И вдруг увидев в ней свет, прекрасней какого и не встречал досель,
Он тихо выдохнул перед казнью и сел в бесплатную карусель.

Она ломала его машинки. Он и не думал роптать в ответ.
В ее глазах голубели льдинки — он улыбался и видел свет.
Она втыкала в него шурупы, булавки, шпильки и каблучки,
Но у него лишь дрожали губы, и расширялись слегка зрачки.

Потом песочница стала мелкой, открылись новые рубежи,
Она швыряла в него тарелки, и научилась метать ножи.
Он подарил ей букет кораллов, она украла его кларнет.
Она язвила, вонзая жало — он улыбался и видел свет.

Она царапала и кромсала его прилюдно и тет-а-тет.
Он улыбался.
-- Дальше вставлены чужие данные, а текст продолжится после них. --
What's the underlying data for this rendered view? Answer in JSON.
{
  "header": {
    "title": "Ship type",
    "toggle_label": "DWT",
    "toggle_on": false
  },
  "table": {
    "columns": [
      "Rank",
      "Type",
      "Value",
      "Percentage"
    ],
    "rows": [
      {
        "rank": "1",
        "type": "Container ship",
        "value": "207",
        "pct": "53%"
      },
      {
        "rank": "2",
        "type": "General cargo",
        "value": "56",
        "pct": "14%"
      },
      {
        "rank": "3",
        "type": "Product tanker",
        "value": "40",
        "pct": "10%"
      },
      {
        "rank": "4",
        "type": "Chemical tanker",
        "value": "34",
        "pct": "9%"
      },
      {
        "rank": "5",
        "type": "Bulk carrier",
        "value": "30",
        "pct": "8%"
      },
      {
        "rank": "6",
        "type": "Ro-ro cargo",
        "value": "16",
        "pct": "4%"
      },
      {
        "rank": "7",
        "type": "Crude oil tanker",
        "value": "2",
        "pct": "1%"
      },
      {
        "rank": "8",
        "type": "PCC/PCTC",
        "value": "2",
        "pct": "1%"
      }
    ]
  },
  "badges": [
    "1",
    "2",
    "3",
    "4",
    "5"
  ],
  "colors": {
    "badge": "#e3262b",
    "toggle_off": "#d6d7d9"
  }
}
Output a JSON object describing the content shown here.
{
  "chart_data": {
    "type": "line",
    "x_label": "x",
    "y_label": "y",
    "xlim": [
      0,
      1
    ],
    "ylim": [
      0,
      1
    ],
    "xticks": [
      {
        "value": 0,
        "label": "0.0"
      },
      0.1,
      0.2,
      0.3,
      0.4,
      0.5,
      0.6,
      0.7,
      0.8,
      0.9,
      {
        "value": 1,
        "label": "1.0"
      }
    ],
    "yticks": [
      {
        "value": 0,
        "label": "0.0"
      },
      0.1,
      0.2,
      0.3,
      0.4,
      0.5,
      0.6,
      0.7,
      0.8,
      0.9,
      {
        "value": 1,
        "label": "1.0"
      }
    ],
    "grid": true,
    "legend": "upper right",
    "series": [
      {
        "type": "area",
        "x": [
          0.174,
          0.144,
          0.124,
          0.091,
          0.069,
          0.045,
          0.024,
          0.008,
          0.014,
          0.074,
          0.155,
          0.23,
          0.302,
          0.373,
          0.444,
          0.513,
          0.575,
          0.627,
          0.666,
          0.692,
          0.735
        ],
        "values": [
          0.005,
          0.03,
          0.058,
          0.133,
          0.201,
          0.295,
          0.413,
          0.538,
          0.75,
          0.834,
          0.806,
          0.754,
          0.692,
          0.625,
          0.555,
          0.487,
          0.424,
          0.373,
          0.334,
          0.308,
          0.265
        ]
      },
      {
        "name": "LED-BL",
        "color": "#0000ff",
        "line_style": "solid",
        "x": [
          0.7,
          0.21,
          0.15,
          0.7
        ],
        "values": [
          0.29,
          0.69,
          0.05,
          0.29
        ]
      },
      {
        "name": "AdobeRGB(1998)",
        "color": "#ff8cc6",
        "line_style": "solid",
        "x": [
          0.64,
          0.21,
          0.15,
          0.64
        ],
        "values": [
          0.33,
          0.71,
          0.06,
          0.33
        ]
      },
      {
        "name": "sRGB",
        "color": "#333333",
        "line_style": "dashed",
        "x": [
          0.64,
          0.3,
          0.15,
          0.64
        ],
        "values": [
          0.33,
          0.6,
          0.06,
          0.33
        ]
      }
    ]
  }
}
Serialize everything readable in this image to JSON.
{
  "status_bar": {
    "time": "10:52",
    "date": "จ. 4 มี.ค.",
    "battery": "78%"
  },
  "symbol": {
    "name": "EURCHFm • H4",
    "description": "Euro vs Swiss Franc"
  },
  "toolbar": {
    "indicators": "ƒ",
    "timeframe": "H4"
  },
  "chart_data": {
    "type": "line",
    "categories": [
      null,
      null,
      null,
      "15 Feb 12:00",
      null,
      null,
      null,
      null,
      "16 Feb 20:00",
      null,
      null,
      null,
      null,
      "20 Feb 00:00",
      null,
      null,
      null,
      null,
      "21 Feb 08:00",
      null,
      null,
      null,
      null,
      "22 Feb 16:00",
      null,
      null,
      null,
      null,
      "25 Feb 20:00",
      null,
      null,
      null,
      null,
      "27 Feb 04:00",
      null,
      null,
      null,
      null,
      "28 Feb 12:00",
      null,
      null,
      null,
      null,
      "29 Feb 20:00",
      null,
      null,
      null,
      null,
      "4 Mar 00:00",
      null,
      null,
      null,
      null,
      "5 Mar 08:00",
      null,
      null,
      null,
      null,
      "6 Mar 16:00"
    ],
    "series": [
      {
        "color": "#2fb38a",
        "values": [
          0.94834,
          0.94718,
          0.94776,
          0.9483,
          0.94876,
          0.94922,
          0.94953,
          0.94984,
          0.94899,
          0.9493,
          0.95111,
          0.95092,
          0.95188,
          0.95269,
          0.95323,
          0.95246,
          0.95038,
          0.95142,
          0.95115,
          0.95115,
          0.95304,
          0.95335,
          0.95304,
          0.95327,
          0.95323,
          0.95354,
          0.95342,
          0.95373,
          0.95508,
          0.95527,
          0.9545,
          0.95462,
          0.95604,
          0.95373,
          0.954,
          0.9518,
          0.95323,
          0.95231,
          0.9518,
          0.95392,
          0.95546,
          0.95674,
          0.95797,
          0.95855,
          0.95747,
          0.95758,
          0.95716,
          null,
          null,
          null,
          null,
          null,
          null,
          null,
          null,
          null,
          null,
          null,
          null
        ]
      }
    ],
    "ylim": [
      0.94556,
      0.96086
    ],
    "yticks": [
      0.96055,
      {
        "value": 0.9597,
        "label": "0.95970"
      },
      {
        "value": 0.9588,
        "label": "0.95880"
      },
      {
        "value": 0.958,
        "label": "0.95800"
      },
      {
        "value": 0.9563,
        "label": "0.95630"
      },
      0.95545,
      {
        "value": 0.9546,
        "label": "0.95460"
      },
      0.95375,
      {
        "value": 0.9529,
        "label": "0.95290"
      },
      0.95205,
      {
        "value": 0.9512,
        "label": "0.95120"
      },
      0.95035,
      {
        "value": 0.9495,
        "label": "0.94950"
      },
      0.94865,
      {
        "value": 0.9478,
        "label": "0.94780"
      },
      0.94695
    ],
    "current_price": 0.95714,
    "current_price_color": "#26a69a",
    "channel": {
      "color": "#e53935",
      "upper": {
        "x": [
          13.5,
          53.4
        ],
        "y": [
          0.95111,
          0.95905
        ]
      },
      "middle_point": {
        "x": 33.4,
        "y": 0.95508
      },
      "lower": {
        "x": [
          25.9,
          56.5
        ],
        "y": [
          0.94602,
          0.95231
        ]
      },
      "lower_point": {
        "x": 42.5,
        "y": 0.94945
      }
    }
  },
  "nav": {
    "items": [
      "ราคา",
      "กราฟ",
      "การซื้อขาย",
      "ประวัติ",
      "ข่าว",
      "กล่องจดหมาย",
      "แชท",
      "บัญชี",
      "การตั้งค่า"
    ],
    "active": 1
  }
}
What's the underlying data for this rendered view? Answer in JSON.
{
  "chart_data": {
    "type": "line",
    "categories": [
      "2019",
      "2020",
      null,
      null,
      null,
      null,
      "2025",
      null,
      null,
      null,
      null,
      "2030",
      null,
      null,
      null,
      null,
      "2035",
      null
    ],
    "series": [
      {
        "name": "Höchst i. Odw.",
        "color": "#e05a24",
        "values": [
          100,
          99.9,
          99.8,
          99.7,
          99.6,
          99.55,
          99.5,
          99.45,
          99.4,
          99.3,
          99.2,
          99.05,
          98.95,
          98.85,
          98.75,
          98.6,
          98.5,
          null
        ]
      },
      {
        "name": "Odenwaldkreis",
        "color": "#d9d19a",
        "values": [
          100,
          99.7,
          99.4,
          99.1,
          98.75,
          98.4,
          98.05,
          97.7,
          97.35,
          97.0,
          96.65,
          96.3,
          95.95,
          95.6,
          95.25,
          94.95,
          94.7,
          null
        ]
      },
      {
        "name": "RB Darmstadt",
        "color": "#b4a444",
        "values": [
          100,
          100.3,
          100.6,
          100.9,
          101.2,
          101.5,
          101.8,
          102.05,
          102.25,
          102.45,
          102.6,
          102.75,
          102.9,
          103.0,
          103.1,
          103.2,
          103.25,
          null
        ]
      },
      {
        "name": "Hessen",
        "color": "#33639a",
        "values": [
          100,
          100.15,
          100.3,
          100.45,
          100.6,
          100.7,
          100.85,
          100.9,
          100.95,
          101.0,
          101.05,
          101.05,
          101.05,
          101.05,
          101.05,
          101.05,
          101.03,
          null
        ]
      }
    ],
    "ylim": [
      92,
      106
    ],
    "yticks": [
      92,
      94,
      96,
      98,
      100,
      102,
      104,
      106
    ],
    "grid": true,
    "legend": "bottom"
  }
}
Довольно вяло, но улыбался — и видел свет.
И терпкий мед из цветов полыни вкушал, что чертополох — осел,
Не из упрямства, не из гордыни: а просто хочется — вот и все.

И он цеплялся, как мог, конечно, за все, дарованное ослу,
Уменье видеть не то, что внешне, уменье слышать не то, что вслух.
Но пламя жгло, становясь бледнее и безотраднее каждый час,
И он ушел, не простившись с нею. Песок просыпался. Свет погас.

И воплям разума не внимая, что дело было отнюдь не в ней,
А лишь в черемухе, или в мае, иль в чем еще — божеству видней,
Он опустился на дно морское, во мглу, не снившуюся Кусто…

Зато он видел ее такою, какой не видел ее никто.